Exclusif: le G20 renonce à la dispense de brevet COVID, dilue l’engagement sur le financement de l’OMS – Projet
BRUXELLES (Reuters) – Les dirigeants des plus grandes économies du monde soutiennent la «licence volontaire» des brevets de vaccin COVID-19, le projet de conclusions d’un sommet, atténuant la pression des États-Unis en faveur de dérogations et les engagements antérieurs de fournir plus de fonds à l’Organisation mondiale de la santé .
Le projet de document, vu par Reuters, énumère les engagements des pays du G20 et d’autres pays et doit être adopté vendredi lors d’un sommet mondial sur la santé à Rome, l’un des événements majeurs de cette année pour coordonner les actions mondiales contre la pandémie.
Le projet, qui est encore sujet à modifications, est le résultat d’un compromis entre les experts des pays du G20 qui restent divisés sur la renonciation aux droits de propriété intellectuelle pour les vaccins COVID-19.
Plus tôt en mai, l’administration Biden s’est jointe à l’Inde, à l’Afrique du Sud et à de nombreux autres pays en développement pour demander une dérogation temporaire des brevets pour les vaccins COVID-19, dans l’espoir que cela stimulerait la production et permettrait une distribution plus équitable des vaccins à travers le monde.
Mais l’Union européenne et d’autres pays producteurs de vaccins ont émis des doutes, affirmant que la suppression des restrictions américaines à l’exportation des matières premières vaccinales, le transfert de savoir-faire et la coopération volontaire entre les fabricants de vaccins assureraient une accélération beaucoup plus rapide de la production mondiale.
Le projet de conclusions du sommet sur la santé reflète ces points de vue divergents et ne fait aucune mention des dérogations aux brevets.
Les dirigeants du G20 doivent plutôt s’engager dans la «mise en commun des brevets», une mesure moins radicale pour encourager le partage des brevets. Il s’agit toujours d’un geste «hostile» pour les sociétés pharmaceutiques, a déclaré un expert de l’industrie, mais bien moins extrême qu’une renonciation à un brevet.
Dans le cadre d’un pool de brevets, les fabricants de médicaments décident volontairement de partager les licences pour la fabrication de leurs produits dans les pays les plus pauvres. Les pools ont par exemple été utilisés pour faciliter l’accès aux médicaments anti-VIH en Afrique.
Les conclusions du sommet soulignent que les dirigeants du G20 s’engagent à promouvoir «l’octroi de licences volontaires, le transfert de technologies et de connaissances et la mise en commun des brevets».
SOUFFLE À QUI?
Les conclusions pourraient également porter un coup dur à l’OMS et à son programme visant à accélérer la distribution des vaccins, médicaments et tests COVID-19 à travers le monde.
Les dirigeants mondiaux réaffirment leur soutien au programme, connu sous le nom d’ACT Accelerator, mais s’abstiennent de s’engager clairement à le financer intégralement.
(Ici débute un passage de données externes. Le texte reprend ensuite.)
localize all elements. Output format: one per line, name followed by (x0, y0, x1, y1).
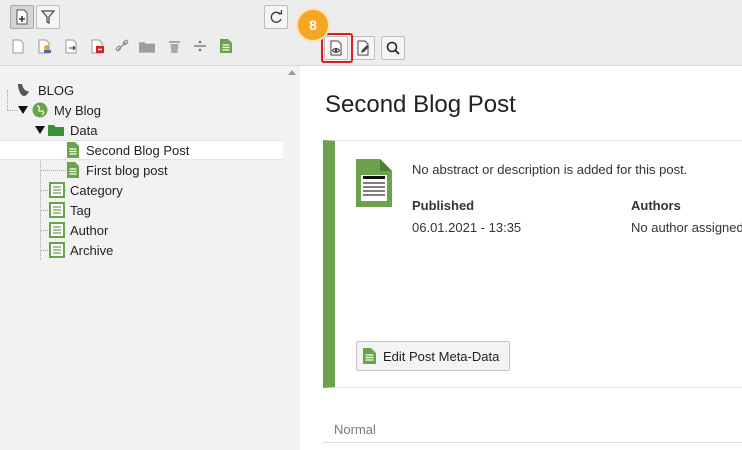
tree-item-author[interactable]: Author (0, 220, 283, 240)
tree-item-label: Author (70, 223, 109, 238)
tree-item-tag[interactable]: Tag (0, 200, 283, 220)
step-highlight-box (321, 33, 353, 63)
page-doc-icon[interactable] (218, 37, 234, 55)
tree-item-label: First blog post (86, 163, 168, 178)
tree-item-label: Archive (70, 243, 114, 258)
tree-item-label: Tag (70, 203, 91, 218)
tree-item-second-blog-post[interactable]: Second Blog Post (0, 140, 283, 160)
globe-icon (32, 102, 48, 118)
edit-page-button[interactable] (351, 36, 375, 60)
expand-caret-icon[interactable] (18, 106, 28, 114)
tree-root[interactable]: BLOG (0, 80, 283, 100)
new-page-icon (16, 9, 28, 25)
page-tree-toolbar (0, 0, 300, 66)
published-value: 06.01.2021 - 13:35 (412, 220, 522, 235)
tree-item-label: Second Blog Post (86, 143, 190, 158)
tree-item-archive[interactable]: Archive (0, 240, 283, 260)
refresh-icon (270, 10, 283, 23)
divider-icon[interactable] (192, 37, 208, 55)
tree-item-first-blog-post[interactable]: First blog post (0, 160, 283, 180)
page-user-icon[interactable] (37, 37, 53, 55)
page-delete-icon[interactable] (90, 37, 106, 55)
link-icon[interactable] (114, 37, 130, 55)
step-badge: 8 (298, 10, 328, 40)
tree-item-data[interactable]: Data (0, 120, 283, 140)
typo3-logo-icon (18, 84, 29, 96)
search-button[interactable] (381, 36, 405, 60)
blog-post-large-icon (356, 159, 392, 207)
new-page-button[interactable] (10, 5, 34, 29)
search-icon (386, 41, 400, 55)
tree-scrollbar[interactable] (284, 66, 300, 450)
list-page-icon (49, 182, 65, 198)
divider (323, 442, 742, 443)
tree-item-label: My Blog (54, 103, 101, 118)
edit-page-icon (357, 40, 369, 56)
authors-label: Authors (631, 198, 681, 213)
page-move-icon[interactable] (64, 37, 80, 55)
list-page-icon (49, 222, 65, 238)
tree-item-my-blog[interactable]: My Blog (0, 100, 283, 120)
post-info-card: No abstract or description is added for … (323, 140, 742, 388)
trash-icon[interactable] (166, 37, 182, 55)
authors-value: No author assigned (631, 220, 742, 235)
refresh-button[interactable] (264, 5, 288, 29)
tree-item-label: Data (70, 123, 98, 138)
blog-post-icon (363, 348, 376, 364)
list-page-icon (49, 202, 65, 218)
folder-icon[interactable] (139, 37, 155, 55)
list-page-icon (49, 242, 65, 258)
post-abstract: No abstract or description is added for … (412, 162, 688, 177)
expand-caret-icon[interactable] (35, 126, 45, 134)
folder-green-icon (48, 125, 64, 136)
blog-post-icon (67, 162, 79, 178)
main-content: Second Blog Post No abstract or descript… (300, 66, 742, 450)
filter-button[interactable] (36, 5, 60, 29)
column-normal-label: Normal (334, 422, 376, 437)
edit-post-meta-button[interactable]: Edit Post Meta-Data (356, 341, 510, 371)
blog-post-icon (67, 142, 79, 158)
module-docheader (264, 0, 742, 66)
page-title: Second Blog Post (325, 91, 516, 118)
scroll-up-arrow-icon[interactable] (288, 70, 296, 75)
tree-item-category[interactable]: Category (0, 180, 283, 200)
tree-root-label: BLOG (38, 83, 75, 98)
page-tree: BLOG My Blog Data Second Blog Post First… (0, 66, 300, 450)
page-new-icon[interactable] (10, 37, 26, 55)
filter-icon (40, 10, 56, 24)
tree-item-label: Category (70, 183, 123, 198)
edit-post-meta-label: Edit Post Meta-Data (383, 348, 500, 364)
published-label: Published (412, 198, 475, 213)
Ils «soulignent la nécessité de combler son déficit de financement par un partage équitable de la charge», lit-on dans le projet de document, et ils appellent à une «révision stratégique» du régime.
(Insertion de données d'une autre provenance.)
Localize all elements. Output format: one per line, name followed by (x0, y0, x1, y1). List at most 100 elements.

Cela représente un édulcorant majeur du projet initial dans lequel les dirigeants se sont explicitement engagés pour la première fois à «un financement juste et complet» du programme.
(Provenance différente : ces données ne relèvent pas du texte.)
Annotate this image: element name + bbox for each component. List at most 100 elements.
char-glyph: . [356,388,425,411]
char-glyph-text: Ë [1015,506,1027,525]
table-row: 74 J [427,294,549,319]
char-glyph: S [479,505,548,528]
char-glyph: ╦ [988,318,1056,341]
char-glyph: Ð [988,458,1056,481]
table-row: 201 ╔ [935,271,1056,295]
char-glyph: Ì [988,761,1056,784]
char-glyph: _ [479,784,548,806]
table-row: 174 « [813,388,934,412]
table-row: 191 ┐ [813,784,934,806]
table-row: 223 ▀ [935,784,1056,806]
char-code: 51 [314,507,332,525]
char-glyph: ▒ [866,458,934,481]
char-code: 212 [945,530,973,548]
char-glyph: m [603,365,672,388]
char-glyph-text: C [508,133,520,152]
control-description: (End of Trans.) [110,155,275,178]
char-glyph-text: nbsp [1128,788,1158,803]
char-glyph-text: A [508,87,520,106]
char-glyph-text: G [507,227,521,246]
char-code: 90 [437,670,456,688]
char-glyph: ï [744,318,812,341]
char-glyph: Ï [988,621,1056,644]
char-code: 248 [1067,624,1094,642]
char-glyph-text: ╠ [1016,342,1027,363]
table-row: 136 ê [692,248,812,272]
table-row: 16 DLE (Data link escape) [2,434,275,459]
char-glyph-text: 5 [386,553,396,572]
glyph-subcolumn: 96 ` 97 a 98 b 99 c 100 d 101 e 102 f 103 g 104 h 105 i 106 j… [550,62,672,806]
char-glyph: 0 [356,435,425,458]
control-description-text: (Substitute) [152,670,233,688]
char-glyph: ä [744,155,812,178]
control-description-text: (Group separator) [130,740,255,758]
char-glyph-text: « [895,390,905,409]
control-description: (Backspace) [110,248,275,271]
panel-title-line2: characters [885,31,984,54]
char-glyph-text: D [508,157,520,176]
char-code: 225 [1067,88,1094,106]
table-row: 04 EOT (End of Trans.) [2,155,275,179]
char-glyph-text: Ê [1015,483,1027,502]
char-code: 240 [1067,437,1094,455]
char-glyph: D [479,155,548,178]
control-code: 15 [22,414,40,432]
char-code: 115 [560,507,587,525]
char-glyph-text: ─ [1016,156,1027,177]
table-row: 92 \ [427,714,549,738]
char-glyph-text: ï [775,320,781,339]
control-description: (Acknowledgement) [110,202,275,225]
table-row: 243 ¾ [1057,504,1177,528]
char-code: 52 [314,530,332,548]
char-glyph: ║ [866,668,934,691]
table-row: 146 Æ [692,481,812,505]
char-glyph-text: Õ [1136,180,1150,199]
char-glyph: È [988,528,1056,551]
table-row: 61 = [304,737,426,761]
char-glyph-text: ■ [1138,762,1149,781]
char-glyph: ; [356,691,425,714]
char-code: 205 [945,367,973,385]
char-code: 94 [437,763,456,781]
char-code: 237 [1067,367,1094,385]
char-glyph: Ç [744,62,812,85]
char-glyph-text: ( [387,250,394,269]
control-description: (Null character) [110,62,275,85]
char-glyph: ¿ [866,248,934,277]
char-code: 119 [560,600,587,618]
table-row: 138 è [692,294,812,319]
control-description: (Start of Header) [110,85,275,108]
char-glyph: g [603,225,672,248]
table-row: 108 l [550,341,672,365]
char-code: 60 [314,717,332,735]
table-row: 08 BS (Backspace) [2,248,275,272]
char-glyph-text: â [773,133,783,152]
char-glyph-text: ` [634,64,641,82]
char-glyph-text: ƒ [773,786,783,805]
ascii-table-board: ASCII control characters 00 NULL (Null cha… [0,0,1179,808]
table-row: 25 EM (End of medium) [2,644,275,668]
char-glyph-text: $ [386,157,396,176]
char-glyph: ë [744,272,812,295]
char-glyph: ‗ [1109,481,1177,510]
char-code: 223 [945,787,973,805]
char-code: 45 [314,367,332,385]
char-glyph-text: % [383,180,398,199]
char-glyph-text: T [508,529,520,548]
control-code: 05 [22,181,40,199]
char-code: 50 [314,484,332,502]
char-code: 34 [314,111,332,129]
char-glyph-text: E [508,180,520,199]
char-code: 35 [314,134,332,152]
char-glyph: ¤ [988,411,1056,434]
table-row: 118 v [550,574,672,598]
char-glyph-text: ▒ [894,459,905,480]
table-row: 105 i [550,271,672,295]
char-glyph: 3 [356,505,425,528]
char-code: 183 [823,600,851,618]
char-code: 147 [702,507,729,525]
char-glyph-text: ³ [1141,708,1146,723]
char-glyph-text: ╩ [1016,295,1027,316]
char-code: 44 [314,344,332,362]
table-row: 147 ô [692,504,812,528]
Le projet d’origine, également vu par Reuters, a été davantage influencé par la Commission européenne, qui est l’un des hôtes du sommet, ainsi que par le gouvernement italien qui assume la présidence du G20 cette année.
Un porte-parole de la Commission a refusé de commenter.
Le programme de l’OMS a été lancé en avril 2020 et est toujours largement sous-financé. Sur les plus de 34 milliards de dollars qu’elle cherche à développer, à acheter et à distribuer des vaccins et des médicaments anti-COVID à travers le monde, il manque encore 19 milliards de dollars.
COVAX, qui est le pilier du programme axé sur les vaccins, devrait être utilisé pour partager les vaccins, indique le projet de document. COVAX a été initialement conçu pour acheter des vaccins pour les pays les plus pauvres, mais les décisions des États plus riches de donner la priorité à leurs propres populations ont contribué à une pénurie dans les pays moins développés, même pour les travailleurs de la santé et les plus vulnérables.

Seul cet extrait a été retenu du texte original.